O que é que se passava? Acerquei-me da janela, e por entre as precianas, espreitei. E que vi eu?
O gato assanhado da minha rua miava em tom desesperado. Ele tornou a encher os pulmões
de ar e miou em linguagem de gente: “Eu também quero ser Património Cultural Material da
Humanidade! Se os figurados de Estremoz, o cante alentejano, os chocalhos, a olaria de
Bisalhães o são, sou eu menos que eles? Não sou!”
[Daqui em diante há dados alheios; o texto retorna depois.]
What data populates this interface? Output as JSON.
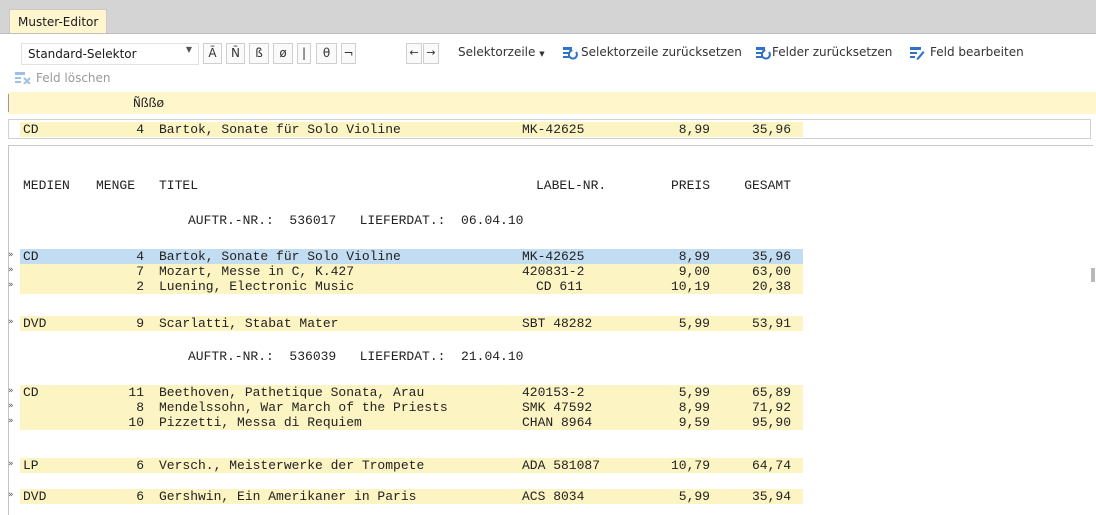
{
  "window": {
    "tab_title": "Muster-Editor"
  },
  "toolbar": {
    "selector_value": "Standard-Selektor",
    "chars": [
      "Ã",
      "Ñ",
      "ß",
      "ø",
      "|",
      "θ",
      "¬"
    ],
    "arrow_left": "←",
    "arrow_right": "→",
    "selector_row_label": "Selektorzeile",
    "reset_selector_row": "Selektorzeile zurücksetzen",
    "reset_fields": "Felder zurücksetzen",
    "edit_field": "Feld bearbeiten",
    "delete_field": "Feld löschen"
  },
  "editor": {
    "selector_chars": "Ñßßø",
    "sample_row": {
      "medium": "CD",
      "qty": "4",
      "title": "Bartok, Sonate für Solo Violine",
      "label": "MK-42625",
      "price": "8,99",
      "total": "35,96"
    },
    "header": {
      "medien": "MEDIEN",
      "menge": "MENGE",
      "titel": "TITEL",
      "label": "LABEL-NR.",
      "preis": "PREIS",
      "gesamt": "GESAMT"
    },
    "orders": [
      {
        "line": "AUFTR.-NR.:  536017   LIEFERDAT.:  06.04.10"
      },
      {
        "line": "AUFTR.-NR.:  536039   LIEFERDAT.:  21.04.10"
      }
    ],
    "rows": [
      {
        "marker": "»",
        "medium": "CD",
        "qty": "4",
        "title": "Bartok, Sonate für Solo Violine",
        "label": "MK-42625",
        "price": "8,99",
        "total": "35,96"
      },
      {
        "marker": "»",
        "medium": "",
        "qty": "7",
        "title": "Mozart, Messe in C, K.427",
        "label": "420831-2",
        "price": "9,00",
        "total": "63,00"
      },
      {
        "marker": "»",
        "medium": "",
        "qty": "2",
        "title": "Luening, Electronic Music",
        "label": "CD 611",
        "price": "10,19",
        "total": "20,38"
      },
      {
        "marker": "»",
        "medium": "DVD",
        "qty": "9",
        "title": "Scarlatti, Stabat Mater",
        "label": "SBT 48282",
        "price": "5,99",
        "total": "53,91"
      },
      {
        "marker": "»",
        "medium": "CD",
        "qty": "11",
        "title": "Beethoven, Pathetique Sonata, Arau",
        "label": "420153-2",
        "price": "5,99",
        "total": "65,89"
      },
      {
        "marker": "»",
        "medium": "",
        "qty": "8",
        "title": "Mendelssohn, War March of the Priests",
        "label": "SMK 47592",
        "price": "8,99",
        "total": "71,92"
      },
      {
        "marker": "»",
        "medium": "",
        "qty": "10",
        "title": "Pizzetti, Messa di Requiem",
        "label": "CHAN 8964",
        "price": "9,59",
        "total": "95,90"
      },
      {
        "marker": "»",
        "medium": "LP",
        "qty": "6",
        "title": "Versch., Meisterwerke der Trompete",
        "label": "ADA 581087",
        "price": "10,79",
        "total": "64,74"
      },
      {
        "marker": "»",
        "medium": "DVD",
        "qty": "6",
        "title": "Gershwin, Ein Amerikaner in Paris",
        "label": "ACS 8034",
        "price": "5,99",
        "total": "35,94"
      }
    ]
  }
}
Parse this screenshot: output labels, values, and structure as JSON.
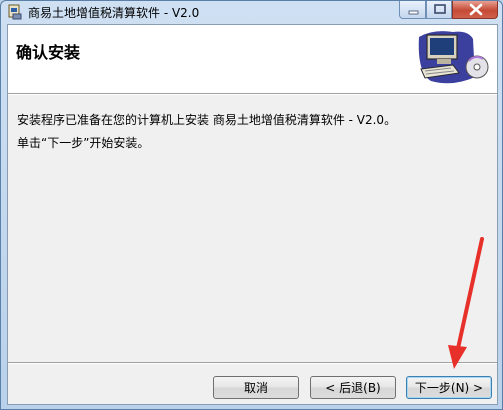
{
  "window": {
    "title": "商易土地增值税清算软件 - V2.0"
  },
  "banner": {
    "heading": "确认安装",
    "art_icon": "computer-setup-icon"
  },
  "body": {
    "line1": "安装程序已准备在您的计算机上安装 商易土地增值税清算软件 - V2.0。",
    "line2": "单击“下一步”开始安装。"
  },
  "buttons": {
    "cancel": "取消",
    "back": "< 后退(B)",
    "next": "下一步(N) >"
  },
  "annotation": {
    "color": "#e8302a",
    "target": "next-button"
  }
}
E já o sol nascia, quando o gato tornou a lançar o seu grito de guerra em defesa
da sua cerâmica; eu senti-me em completa consonância com o gato assanhado
e gritei com ele, repetindo a pergunta: porque não é a cerâmica das Caldas
património cultural da Humanidade? Será menos que os chocalhos?
Não é, de certeza.
Tradição com centenas de anos, fruto da imaginação e da arte de
inúmeros artistas que punham toda a sua inspiração nas formas
ricas de cor e expressividade que nasciam das suas mãos, que
pegavam no barro como se do mais puro oiro se tratasse; não é digna
a nossa cerâmica de figurar em parceria com outras práticas marcantes
da criatividade e da imaginação humana?
Este assunto veio-me à lembrança, quando preparava um texto a evocar a morte de Rafael Bordalo Pinheiro, acontecida a 23 de Janeiro de 1905. E de repente
o meu pensamento é preenchido com a seguinte lembrança: porquê relembrar Bordalo e não honrar todas aqueles “oleiros, filhos e pais de oleiros” que dedicaram a sua vida a criar a mil e umas formas que hoje com honra e gosto apelidamos de louça das Caldas?
Reunimos todas as condições para ambicionarmos tal distinção. Temos um Museu da Cerâmica, encontramos património citadino cerâmico, há colecionadores que dedicam todo o seu interesse a esta cerâmica apaixonante, conhecemos historiadores que consagram o seu estudo a tal matéria, e temos homens e mulheres que trabalham o barro, fazendo com que esta arte seja uma prática viva e sempre renovada.
Certamente que esta ideia de propor a cerâmica das Caldas a Património Cultural da Humanidade, já surgiu a várias pessoas ou instituições. Se assim foi estas minhas palavras servirão para dar mais realce a essa ideia e aliar o meu desejo a outros tantos, já expressos ou não.
Aqui fica esta crónica à especial atenção da Câmara Municipal da minha cidade, que tenho a certeza que a acolherá com o carinho e interesse que a nossa cerâmica é merecedora.